Figure 12-59. Backup O-rings installed downstream.

Gaskets

Gaskets are used as static (stationary) seals between two flat surfaces. Some of the more common gasket materials are asbestos, copper, cork, and rubber. Asbestos sheeting is used wherever a heat resistant gasket is needed. It is used extensively for exhaust system gaskets. Most asbestos exhaust gaskets have a thin sheet of copper edging to prolong their life.

A solid copper washer is used for spark plug gaskets where it is essential to have a noncompressible, yet semisoft gasket. Cork gaskets can be used as an oil seal between the engine crankcase and accessories, and where a gasket is required that is capable of occupying an uneven or varying space caused by a rough surface or expansion and contraction. Rubber sheeting can be used where there is a need for a compressible gasket. It should not be used in any place where it may come in contact with gasoline or oil because the rubber deteriorates very rapidly when exposed to these substances. Gaskets are used in fluid systems around the end caps of actuating cylinders, valves, and other units. The gasket generally used for this purpose is in the shape of an O-ring, similar to O-ring packings.

Seal Materials

Most seals are made from synthetic materials that are compatible with the hydraulic fluid used. Seals used for MIL-H-5606 hydraulic fluid are not compatible with Skydrol® and servicing the hydraulic system with the wrong fluid could result in leaks and system malfunctions. Seals for systems that use MIl-H-5606 are made of neoprene or Buna-N. Seals for Skydrol® are made from butyl rubber or ethylene-propylene elastomers.

O-Ring Installation

When removing or installing O-rings, avoid using pointed or sharp-edged tools that might cause scratching or marring of hydraulic component surfaces or cause damage to the O-rings. Special tooling for the installation of O-rings is available. While using the seal removal and the installation tools, contact with cylinder walls, piston heads, and related precision components is not desirable.

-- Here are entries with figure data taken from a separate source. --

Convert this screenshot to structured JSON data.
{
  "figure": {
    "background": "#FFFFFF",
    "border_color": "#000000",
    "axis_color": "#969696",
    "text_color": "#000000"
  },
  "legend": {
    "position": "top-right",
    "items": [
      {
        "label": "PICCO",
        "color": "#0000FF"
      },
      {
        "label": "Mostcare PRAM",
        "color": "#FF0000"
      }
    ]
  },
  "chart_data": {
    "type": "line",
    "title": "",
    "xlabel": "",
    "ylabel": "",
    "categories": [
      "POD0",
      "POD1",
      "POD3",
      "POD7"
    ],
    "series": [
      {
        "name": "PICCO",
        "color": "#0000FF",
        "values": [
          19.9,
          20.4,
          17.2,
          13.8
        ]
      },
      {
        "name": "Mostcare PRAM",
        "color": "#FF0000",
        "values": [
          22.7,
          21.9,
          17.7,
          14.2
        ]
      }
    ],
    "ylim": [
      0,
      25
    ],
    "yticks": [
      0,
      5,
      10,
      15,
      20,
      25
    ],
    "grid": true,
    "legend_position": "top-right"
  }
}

After the removal of all O-rings, the parts that receive new O-rings have to be cleaned and inspected to make sure that they are free from all contamination. Each replacement O-ring should be removed from its sealed package and inspected for defects, such as blemishes, abrasions, cuts, or punctures. Although an O-ring may appear perfect at first glance, slight surface flaws may exist. These flaws are often capable of preventing satisfactory O-ring performance under the variable operating pressures of aircraft systems; therefore, O-rings should be rejected for flaws that affect their performance. Such flaws are difficult to detect, and one aircraft manufacturer recommends using a four-power magnifying glass with adequate lighting to inspect each ring before it is installed. By rolling the ring on an inspection cone or dowel, the inner diameter surface can also be checked for small cracks, particles of foreign material, or other irregularities that cause leakage or shorten the life of the O-ring. The slight stretching of the ring when it is rolled inside out helps to reveal some defects not otherwise visible.

Figure 12-60. O-ring installation techniques.

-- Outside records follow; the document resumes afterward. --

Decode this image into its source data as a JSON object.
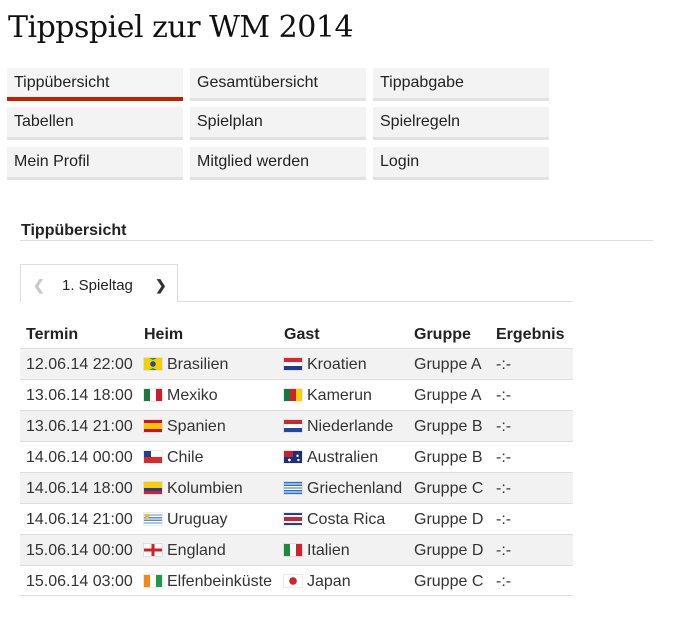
{
  "title": "Tippspiel zur WM 2014",
  "nav": [
    {
      "label": "Tippübersicht",
      "active": true
    },
    {
      "label": "Gesamtübersicht"
    },
    {
      "label": "Tippabgabe"
    },
    {
      "label": "Tabellen"
    },
    {
      "label": "Spielplan"
    },
    {
      "label": "Spielregeln"
    },
    {
      "label": "Mein Profil"
    },
    {
      "label": "Mitglied werden"
    },
    {
      "label": "Login"
    }
  ],
  "section_title": "Tippübersicht",
  "matchday": {
    "label": "1. Spieltag",
    "prev_icon": "chevron-left-icon",
    "next_icon": "chevron-right-icon"
  },
  "table": {
    "headers": {
      "termin": "Termin",
      "heim": "Heim",
      "gast": "Gast",
      "gruppe": "Gruppe",
      "ergebnis": "Ergebnis"
    },
    "rows": [
      {
        "termin": "12.06.14 22:00",
        "heim": "Brasilien",
        "heim_flag": "brazil",
        "gast": "Kroatien",
        "gast_flag": "croatia",
        "gruppe": "Gruppe A",
        "ergebnis": "-:-"
      },
      {
        "termin": "13.06.14 18:00",
        "heim": "Mexiko",
        "heim_flag": "mexico",
        "gast": "Kamerun",
        "gast_flag": "cameroon",
        "gruppe": "Gruppe A",
        "ergebnis": "-:-"
      },
      {
        "termin": "13.06.14 21:00",
        "heim": "Spanien",
        "heim_flag": "spain",
        "gast": "Niederlande",
        "gast_flag": "netherlands",
        "gruppe": "Gruppe B",
        "ergebnis": "-:-"
      },
      {
        "termin": "14.06.14 00:00",
        "heim": "Chile",
        "heim_flag": "chile",
        "gast": "Australien",
        "gast_flag": "australia",
        "gruppe": "Gruppe B",
        "ergebnis": "-:-"
      },
      {
        "termin": "14.06.14 18:00",
        "heim": "Kolumbien",
        "heim_flag": "colombia",
        "gast": "Griechenland",
        "gast_flag": "greece",
        "gruppe": "Gruppe C",
        "ergebnis": "-:-"
      },
      {
        "termin": "14.06.14 21:00",
        "heim": "Uruguay",
        "heim_flag": "uruguay",
        "gast": "Costa Rica",
        "gast_flag": "costa-rica",
        "gruppe": "Gruppe D",
        "ergebnis": "-:-"
      },
      {
        "termin": "15.06.14 00:00",
        "heim": "England",
        "heim_flag": "england",
        "gast": "Italien",
        "gast_flag": "italy",
        "gruppe": "Gruppe D",
        "ergebnis": "-:-"
      },
      {
        "termin": "15.06.14 03:00",
        "heim": "Elfenbeinküste",
        "heim_flag": "ivory-coast",
        "gast": "Japan",
        "gast_flag": "japan",
        "gruppe": "Gruppe C",
        "ergebnis": "-:-"
      }
    ]
  },
  "colors": {
    "accent": "#c42000",
    "nav_bg": "#f3f3f3",
    "row_alt": "#f2f2f2",
    "border": "#dddddd"
  }
}
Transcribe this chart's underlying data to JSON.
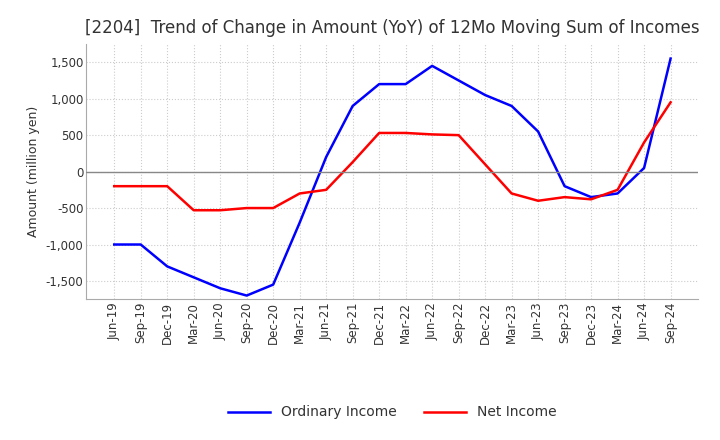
{
  "title": "[2204]  Trend of Change in Amount (YoY) of 12Mo Moving Sum of Incomes",
  "ylabel": "Amount (million yen)",
  "xlabels": [
    "Jun-19",
    "Sep-19",
    "Dec-19",
    "Mar-20",
    "Jun-20",
    "Sep-20",
    "Dec-20",
    "Mar-21",
    "Jun-21",
    "Sep-21",
    "Dec-21",
    "Mar-22",
    "Jun-22",
    "Sep-22",
    "Dec-22",
    "Mar-23",
    "Jun-23",
    "Sep-23",
    "Dec-23",
    "Mar-24",
    "Jun-24",
    "Sep-24"
  ],
  "ordinary_income": [
    -1000,
    -1000,
    -1300,
    -1450,
    -1600,
    -1700,
    -1550,
    -700,
    200,
    900,
    1200,
    1200,
    1450,
    1250,
    1050,
    900,
    550,
    -200,
    -350,
    -300,
    50,
    1550
  ],
  "net_income": [
    -200,
    -200,
    -200,
    -530,
    -530,
    -500,
    -500,
    -300,
    -250,
    130,
    530,
    530,
    510,
    500,
    100,
    -300,
    -400,
    -350,
    -380,
    -250,
    400,
    950
  ],
  "ordinary_color": "#0000ff",
  "net_color": "#ff0000",
  "ylim": [
    -1750,
    1750
  ],
  "yticks": [
    -1500,
    -1000,
    -500,
    0,
    500,
    1000,
    1500
  ],
  "background_color": "#ffffff",
  "grid_color": "#cccccc",
  "title_color": "#333333",
  "title_fontsize": 12,
  "legend_fontsize": 10,
  "axis_fontsize": 8.5,
  "ylabel_fontsize": 9
}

Figure 12-60. O-ring installation techniques. [click image to enlarge]

After inspection and prior to installation, immerse the O-ring in clean hydraulic fluid. During the installation, avoid rolling and twisting the O-ring to maneuver it into place. If possible, keep the position of the O-ring’s mold line constant. When the O-ring installation requires spanning or inserting through sharply threaded areas, ridges, slots, and edges, use protective measures, such as O-ring entering sleeves, as shown in Figure 12-60A. After the O-ring is placed in the cavity provided, gently roll the O-ring with the fingers to remove any twist that might have occurred during installation. [Figure 12-61]

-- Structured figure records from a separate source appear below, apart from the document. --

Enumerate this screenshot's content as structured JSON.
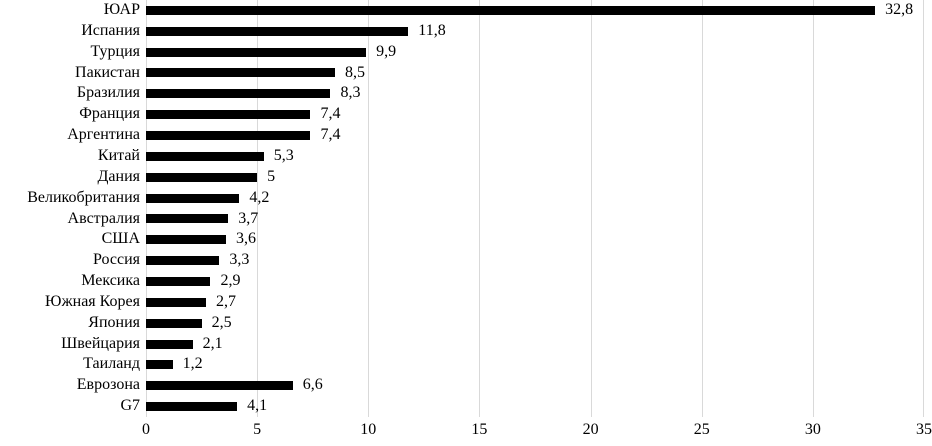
{
  "chart_data": {
    "type": "bar",
    "orientation": "horizontal",
    "title": "",
    "xlabel": "",
    "ylabel": "",
    "categories": [
      "ЮАР",
      "Испания",
      "Турция",
      "Пакистан",
      "Бразилия",
      "Франция",
      "Аргентина",
      "Китай",
      "Дания",
      "Великобритания",
      "Австралия",
      "США",
      "Россия",
      "Мексика",
      "Южная Корея",
      "Япония",
      "Швейцария",
      "Таиланд",
      "Еврозона",
      "G7"
    ],
    "values": [
      32.8,
      11.8,
      9.9,
      8.5,
      8.3,
      7.4,
      7.4,
      5.3,
      5,
      4.2,
      3.7,
      3.6,
      3.3,
      2.9,
      2.7,
      2.5,
      2.1,
      1.2,
      6.6,
      4.1
    ],
    "value_labels": [
      "32,8",
      "11,8",
      "9,9",
      "8,5",
      "8,3",
      "7,4",
      "7,4",
      "5,3",
      "5",
      "4,2",
      "3,7",
      "3,6",
      "3,3",
      "2,9",
      "2,7",
      "2,5",
      "2,1",
      "1,2",
      "6,6",
      "4,1"
    ],
    "xlim": [
      0,
      35
    ],
    "x_ticks": [
      0,
      5,
      10,
      15,
      20,
      25,
      30,
      35
    ],
    "x_tick_labels": [
      "0",
      "5",
      "10",
      "15",
      "20",
      "25",
      "30",
      "35"
    ],
    "grid": true,
    "legend": "none",
    "bar_color": "#000000",
    "gridline_color": "#d9d9d9",
    "background_color": "#ffffff",
    "text_color": "#000000"
  }
}
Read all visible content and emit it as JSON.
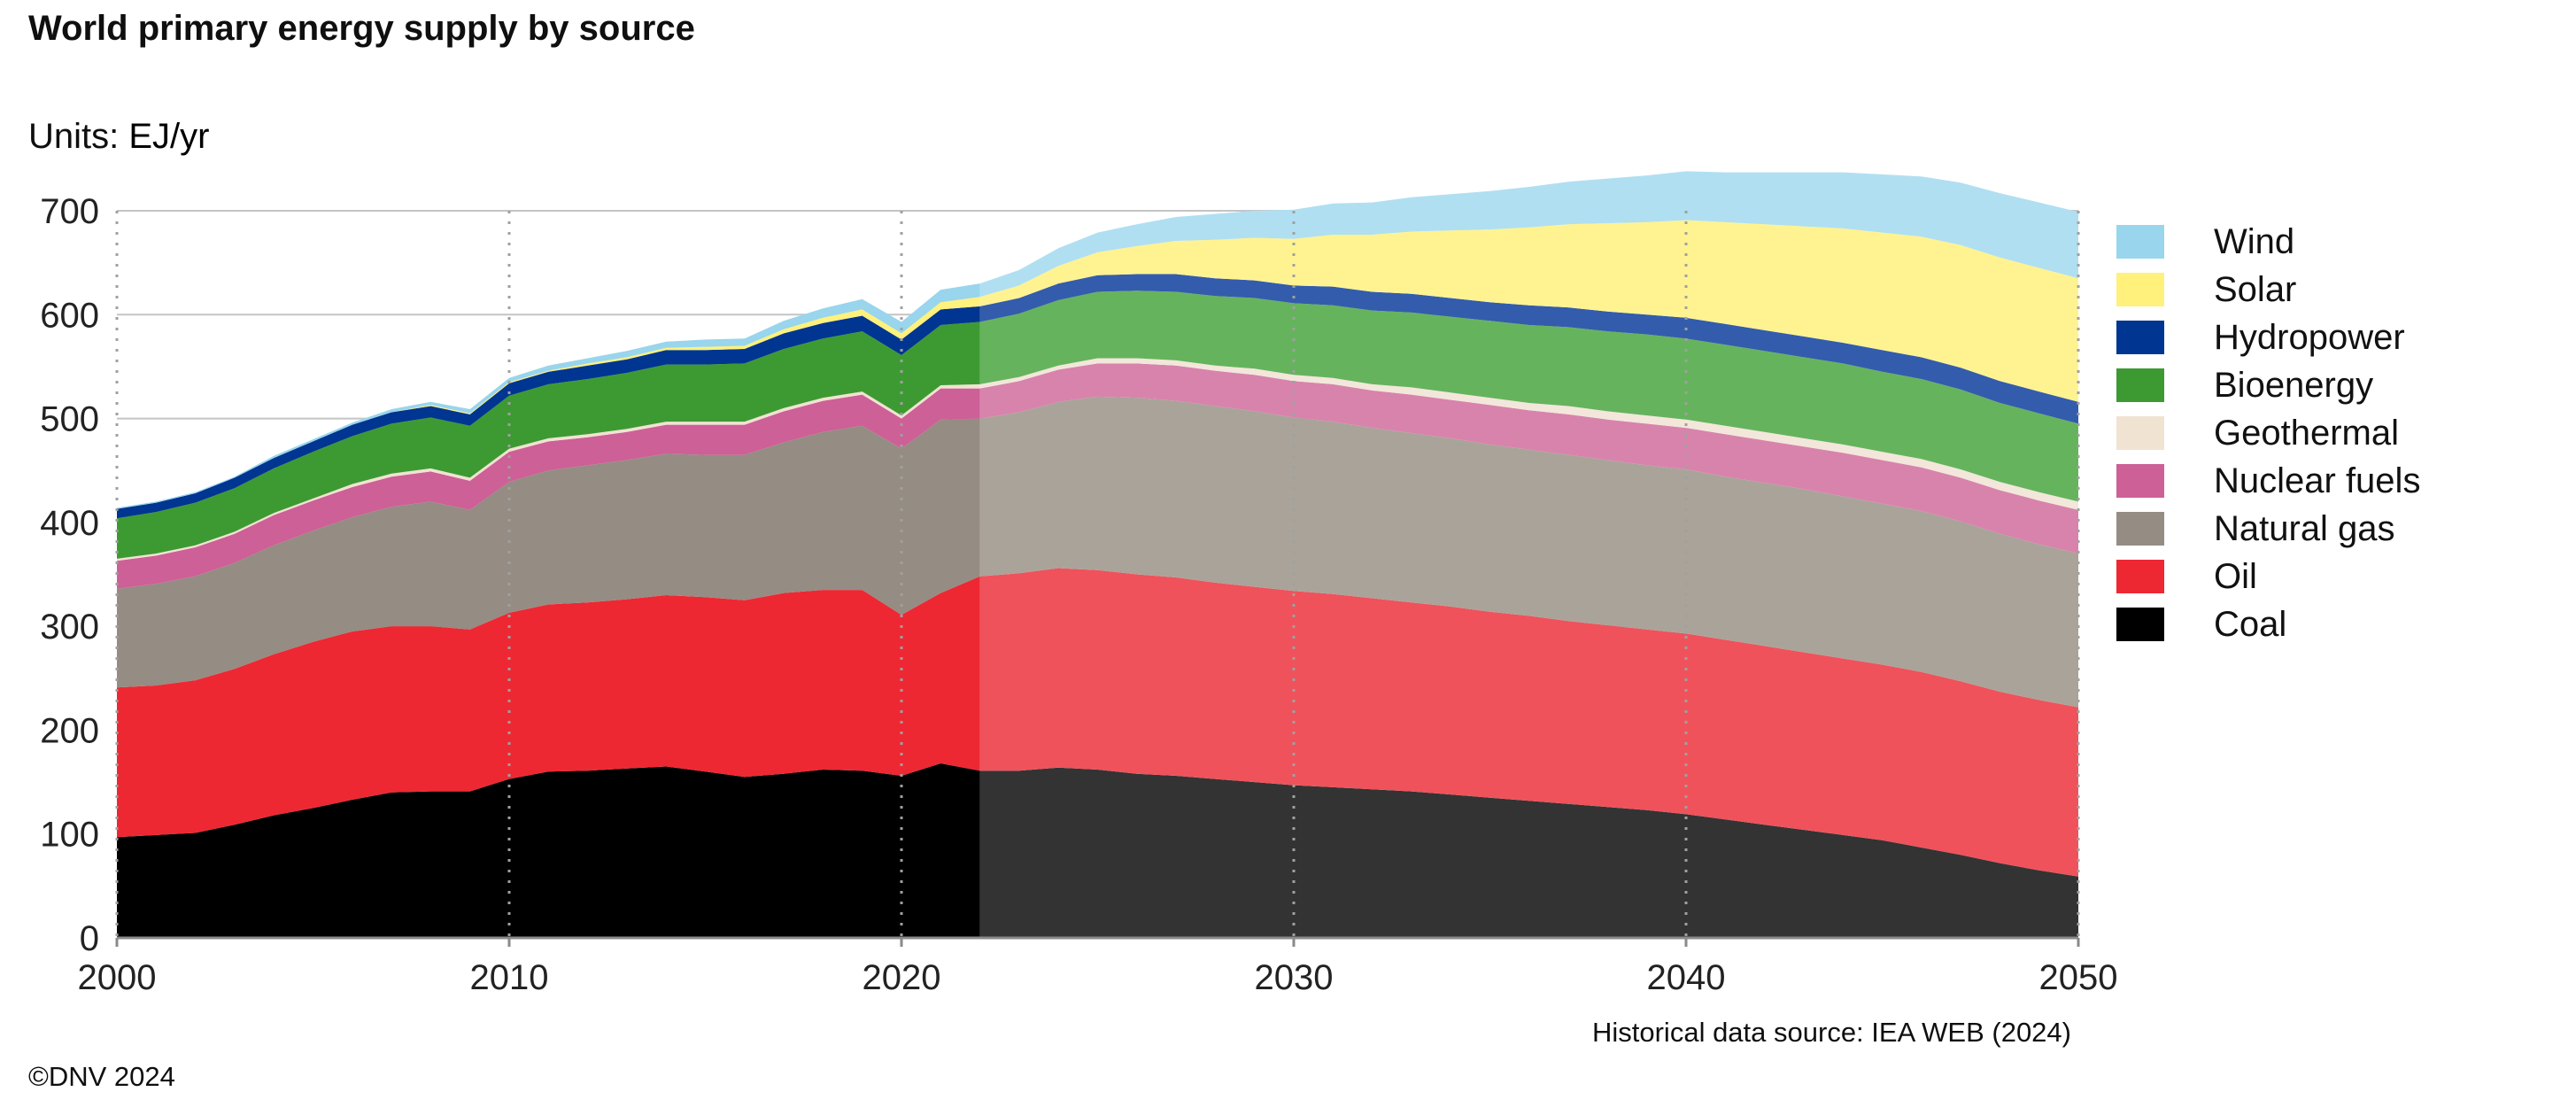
{
  "title": "World primary energy supply by source",
  "units_label": "Units:",
  "units_value": "EJ/yr",
  "source_note": "Historical data source: IEA WEB (2024)",
  "copyright": "©DNV 2024",
  "chart_data": {
    "type": "area",
    "stacked": true,
    "xlim": [
      2000,
      2050
    ],
    "ylim": [
      0,
      700
    ],
    "x_ticks": [
      2000,
      2010,
      2020,
      2030,
      2040,
      2050
    ],
    "y_ticks": [
      0,
      100,
      200,
      300,
      400,
      500,
      600,
      700
    ],
    "historical_end": 2022,
    "grid": "horizontal",
    "legend_position": "right",
    "x": [
      2000,
      2001,
      2002,
      2003,
      2004,
      2005,
      2006,
      2007,
      2008,
      2009,
      2010,
      2011,
      2012,
      2013,
      2014,
      2015,
      2016,
      2017,
      2018,
      2019,
      2020,
      2021,
      2022,
      2023,
      2024,
      2025,
      2026,
      2027,
      2028,
      2029,
      2030,
      2031,
      2032,
      2033,
      2034,
      2035,
      2036,
      2037,
      2038,
      2039,
      2040,
      2041,
      2042,
      2043,
      2044,
      2045,
      2046,
      2047,
      2048,
      2049,
      2050
    ],
    "series": [
      {
        "name": "Coal",
        "color": "#000000",
        "forecast_color": "#333333",
        "values": [
          97,
          99,
          101,
          109,
          118,
          125,
          133,
          140,
          141,
          141,
          153,
          160,
          161,
          163,
          165,
          160,
          155,
          158,
          162,
          161,
          156,
          168,
          161,
          161,
          164,
          162,
          158,
          156,
          153,
          150,
          147,
          145,
          143,
          141,
          138,
          135,
          132,
          129,
          126,
          123,
          119,
          114,
          109,
          104,
          99,
          94,
          87,
          80,
          72,
          65,
          59
        ]
      },
      {
        "name": "Oil",
        "color": "#ed2833",
        "forecast_color": "#ef525b",
        "values": [
          144,
          144,
          147,
          150,
          155,
          160,
          162,
          160,
          159,
          156,
          160,
          161,
          162,
          163,
          165,
          168,
          170,
          174,
          173,
          174,
          155,
          164,
          187,
          190,
          192,
          192,
          192,
          191,
          189,
          188,
          187,
          186,
          184,
          182,
          181,
          179,
          178,
          176,
          175,
          174,
          174,
          173,
          172,
          171,
          170,
          169,
          169,
          167,
          165,
          164,
          163
        ]
      },
      {
        "name": "Natural gas",
        "color": "#958c83",
        "forecast_color": "#aaa39a",
        "values": [
          95,
          98,
          100,
          102,
          105,
          107,
          110,
          115,
          120,
          115,
          126,
          129,
          132,
          134,
          136,
          137,
          140,
          145,
          152,
          158,
          160,
          167,
          152,
          155,
          160,
          167,
          170,
          170,
          170,
          169,
          167,
          166,
          164,
          163,
          162,
          161,
          160,
          160,
          159,
          158,
          158,
          157,
          157,
          157,
          156,
          155,
          155,
          154,
          152,
          150,
          148
        ]
      },
      {
        "name": "Nuclear fuels",
        "color": "#cd6096",
        "forecast_color": "#d883ac",
        "values": [
          27,
          27,
          28,
          28,
          29,
          29,
          29,
          29,
          29,
          28,
          29,
          28,
          27,
          27,
          28,
          29,
          29,
          30,
          30,
          30,
          29,
          30,
          29,
          30,
          31,
          32,
          33,
          34,
          34,
          35,
          35,
          36,
          36,
          37,
          37,
          38,
          38,
          39,
          39,
          40,
          40,
          41,
          41,
          41,
          42,
          42,
          42,
          42,
          42,
          42,
          42
        ]
      },
      {
        "name": "Geothermal",
        "color": "#f0e3d2",
        "forecast_color": "#f2e7da",
        "values": [
          2,
          2,
          2,
          2,
          2,
          2,
          3,
          3,
          3,
          3,
          3,
          3,
          3,
          3,
          3,
          3,
          3,
          3,
          3,
          3,
          3,
          3,
          4,
          4,
          4,
          5,
          5,
          5,
          5,
          6,
          6,
          6,
          6,
          7,
          7,
          7,
          7,
          8,
          8,
          8,
          8,
          8,
          8,
          8,
          8,
          8,
          8,
          8,
          8,
          8,
          8
        ]
      },
      {
        "name": "Bioenergy",
        "color": "#3d9a32",
        "forecast_color": "#66b35e",
        "values": [
          39,
          40,
          41,
          42,
          43,
          45,
          46,
          48,
          49,
          50,
          51,
          52,
          53,
          54,
          55,
          55,
          56,
          57,
          57,
          58,
          58,
          58,
          60,
          61,
          63,
          64,
          65,
          66,
          67,
          68,
          69,
          70,
          71,
          72,
          73,
          74,
          75,
          76,
          77,
          78,
          78,
          78,
          78,
          78,
          78,
          77,
          77,
          77,
          76,
          76,
          75
        ]
      },
      {
        "name": "Hydropower",
        "color": "#003591",
        "forecast_color": "#345cac",
        "values": [
          9,
          9,
          9,
          10,
          10,
          10,
          11,
          11,
          11,
          11,
          12,
          12,
          13,
          13,
          14,
          14,
          14,
          15,
          15,
          15,
          15,
          15,
          15,
          15,
          16,
          16,
          16,
          17,
          17,
          17,
          17,
          18,
          18,
          18,
          18,
          18,
          19,
          19,
          19,
          19,
          20,
          20,
          20,
          20,
          20,
          21,
          21,
          21,
          21,
          21,
          21
        ]
      },
      {
        "name": "Solar",
        "color": "#fff17b",
        "forecast_color": "#fff391",
        "values": [
          0,
          0,
          0,
          0,
          0,
          0,
          0,
          0,
          1,
          1,
          1,
          1,
          2,
          2,
          2,
          3,
          3,
          4,
          5,
          6,
          6,
          7,
          9,
          12,
          17,
          22,
          27,
          32,
          37,
          41,
          45,
          50,
          55,
          60,
          65,
          70,
          75,
          80,
          85,
          89,
          94,
          98,
          102,
          106,
          110,
          113,
          116,
          118,
          119,
          119,
          119
        ]
      },
      {
        "name": "Wind",
        "color": "#99d5ec",
        "forecast_color": "#b0dff2",
        "values": [
          1,
          1,
          1,
          1,
          2,
          2,
          2,
          3,
          3,
          4,
          4,
          5,
          5,
          6,
          6,
          7,
          7,
          8,
          9,
          10,
          11,
          12,
          13,
          15,
          17,
          19,
          21,
          23,
          25,
          26,
          28,
          30,
          31,
          33,
          35,
          37,
          39,
          41,
          43,
          45,
          47,
          48,
          50,
          52,
          54,
          56,
          58,
          60,
          62,
          63,
          64
        ]
      }
    ]
  }
}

Figure 12-61. More O-ring installation techniques.

Figure 12-61. More O-ring installation techniques. [click image to enlarge]

Wipers

Wipers are used to clean and lubricate the exposed portions of piston shafts. They prevent dirt from entering the system and help protect the piston shaft against scoring. Wipers may be either metallic or felt. They are sometimes used together, a felt wiper installed behind a metallic wiper.